Maryland is falling behind other states with its own Obamacare health exchange reported the Washington Post yesterday. Hat tip: Don Irvine via twitter.
Here is the sorry tale (emphasis mine):
Maryland is wrestling with stubborn technological problems with its online insurance exchange, posting weak enrollment even as other states have signed up thousands of consumers for plans under President Obama’s new health-care law.
In October, the exchange’s first full month of operation, 1,278 people signed up for the private plans, and 465 signed up in the first week of November. Those low numbers raise questions about whether Maryland will achieve its enrollment target of 150,000 by the end of March. The state has about 800,000 uninsured residents.
Backup options, such as paper applications, are proving time-consuming and cumbersome. Front-line helpers must manually enter information from paper applications into electronic ones, using an internal state Web page available from only some government buildings. That puts access out of reach for many helpers working at community organizations.
The Maryland exchange’s rocky start is in marked contrast to some other states running their own marketplaces, including California, Connecticut and Kentucky.
The O’Malley Administration blessed Obamacare early:
Maryland’s stumbles were unexpected, given that the state was one of the earliest and most enthusiastic supporters of the Affordable Care Act.

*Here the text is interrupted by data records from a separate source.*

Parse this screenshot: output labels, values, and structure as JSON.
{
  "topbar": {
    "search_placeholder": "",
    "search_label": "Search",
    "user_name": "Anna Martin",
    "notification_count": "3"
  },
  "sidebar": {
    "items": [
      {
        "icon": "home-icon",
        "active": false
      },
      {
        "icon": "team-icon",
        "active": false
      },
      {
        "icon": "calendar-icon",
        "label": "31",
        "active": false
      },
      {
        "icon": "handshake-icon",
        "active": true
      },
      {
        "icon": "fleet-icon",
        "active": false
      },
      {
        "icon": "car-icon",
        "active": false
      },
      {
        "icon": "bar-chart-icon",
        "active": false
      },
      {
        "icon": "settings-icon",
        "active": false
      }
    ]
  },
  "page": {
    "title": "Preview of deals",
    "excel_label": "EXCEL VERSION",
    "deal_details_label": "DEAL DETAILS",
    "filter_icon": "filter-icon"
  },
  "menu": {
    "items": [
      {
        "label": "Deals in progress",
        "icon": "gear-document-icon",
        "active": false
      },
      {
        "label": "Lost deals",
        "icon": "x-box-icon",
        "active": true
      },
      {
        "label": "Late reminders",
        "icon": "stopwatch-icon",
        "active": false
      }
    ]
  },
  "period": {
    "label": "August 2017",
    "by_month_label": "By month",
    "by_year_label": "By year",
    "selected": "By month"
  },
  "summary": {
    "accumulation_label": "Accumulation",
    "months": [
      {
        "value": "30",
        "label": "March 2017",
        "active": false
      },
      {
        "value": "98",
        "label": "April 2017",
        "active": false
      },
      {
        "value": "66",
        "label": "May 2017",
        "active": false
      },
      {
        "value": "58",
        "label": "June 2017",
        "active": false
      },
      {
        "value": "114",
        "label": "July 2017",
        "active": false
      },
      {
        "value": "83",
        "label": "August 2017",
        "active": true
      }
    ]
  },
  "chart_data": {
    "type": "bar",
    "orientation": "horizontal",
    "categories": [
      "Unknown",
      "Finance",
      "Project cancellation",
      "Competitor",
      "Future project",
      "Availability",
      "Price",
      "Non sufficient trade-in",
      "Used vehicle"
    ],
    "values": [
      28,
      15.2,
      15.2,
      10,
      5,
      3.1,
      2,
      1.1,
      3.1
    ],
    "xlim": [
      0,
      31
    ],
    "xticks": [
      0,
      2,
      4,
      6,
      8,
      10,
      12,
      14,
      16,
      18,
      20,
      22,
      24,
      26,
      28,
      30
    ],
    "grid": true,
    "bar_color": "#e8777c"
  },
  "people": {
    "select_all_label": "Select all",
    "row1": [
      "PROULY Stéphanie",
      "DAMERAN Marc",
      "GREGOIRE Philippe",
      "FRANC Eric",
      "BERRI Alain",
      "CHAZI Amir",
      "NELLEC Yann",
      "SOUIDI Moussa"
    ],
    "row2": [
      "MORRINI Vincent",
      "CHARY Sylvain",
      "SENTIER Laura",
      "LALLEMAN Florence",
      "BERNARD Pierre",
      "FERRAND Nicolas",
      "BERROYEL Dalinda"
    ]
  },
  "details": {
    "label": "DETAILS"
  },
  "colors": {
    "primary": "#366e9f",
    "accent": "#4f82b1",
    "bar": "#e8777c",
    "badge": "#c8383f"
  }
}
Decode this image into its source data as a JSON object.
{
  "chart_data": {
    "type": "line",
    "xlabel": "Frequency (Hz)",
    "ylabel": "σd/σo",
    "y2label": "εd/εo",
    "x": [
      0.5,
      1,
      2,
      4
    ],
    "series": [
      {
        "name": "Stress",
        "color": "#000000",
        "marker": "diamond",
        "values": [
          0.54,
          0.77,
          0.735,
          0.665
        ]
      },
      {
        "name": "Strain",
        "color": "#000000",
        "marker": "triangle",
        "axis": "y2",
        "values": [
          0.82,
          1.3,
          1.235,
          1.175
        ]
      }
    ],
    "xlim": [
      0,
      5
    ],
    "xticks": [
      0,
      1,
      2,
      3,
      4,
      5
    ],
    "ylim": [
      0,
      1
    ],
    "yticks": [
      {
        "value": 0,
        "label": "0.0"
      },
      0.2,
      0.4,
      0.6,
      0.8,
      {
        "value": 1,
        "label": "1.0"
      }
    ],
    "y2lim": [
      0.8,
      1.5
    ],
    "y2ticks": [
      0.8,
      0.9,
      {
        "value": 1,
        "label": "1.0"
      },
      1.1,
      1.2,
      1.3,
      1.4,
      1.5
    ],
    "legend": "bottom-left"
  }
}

No worries for 10% of Maryland’s 800,000 uninsured, they will automatically be signed up for Medicaid—yippee!
Some states that have not enrolled large numbers of people in private plans have signed up tens of thousands of individuals for Medicaid, the state-federal program for the poor and disabled. In Maryland, more than 80,000 people in a special health plan for low-income residents will automatically be enrolled in Medicaid coverage starting Jan. 1.
Does that mean 80,000 new voters too?
Although there is no mention of O’Malley’s political future being on the line, the WaPo does mention a possible set-back for O’Malley’s right hand man.
The problems have become fodder in the race to succeed Gov. Martin O’Malley (D). State Attorney General Douglas F. Gansler (D) is blaming the missteps on his chief Democratic rival, Lt. Gov. Anthony G. Brown, who played a leading role in implementing the law.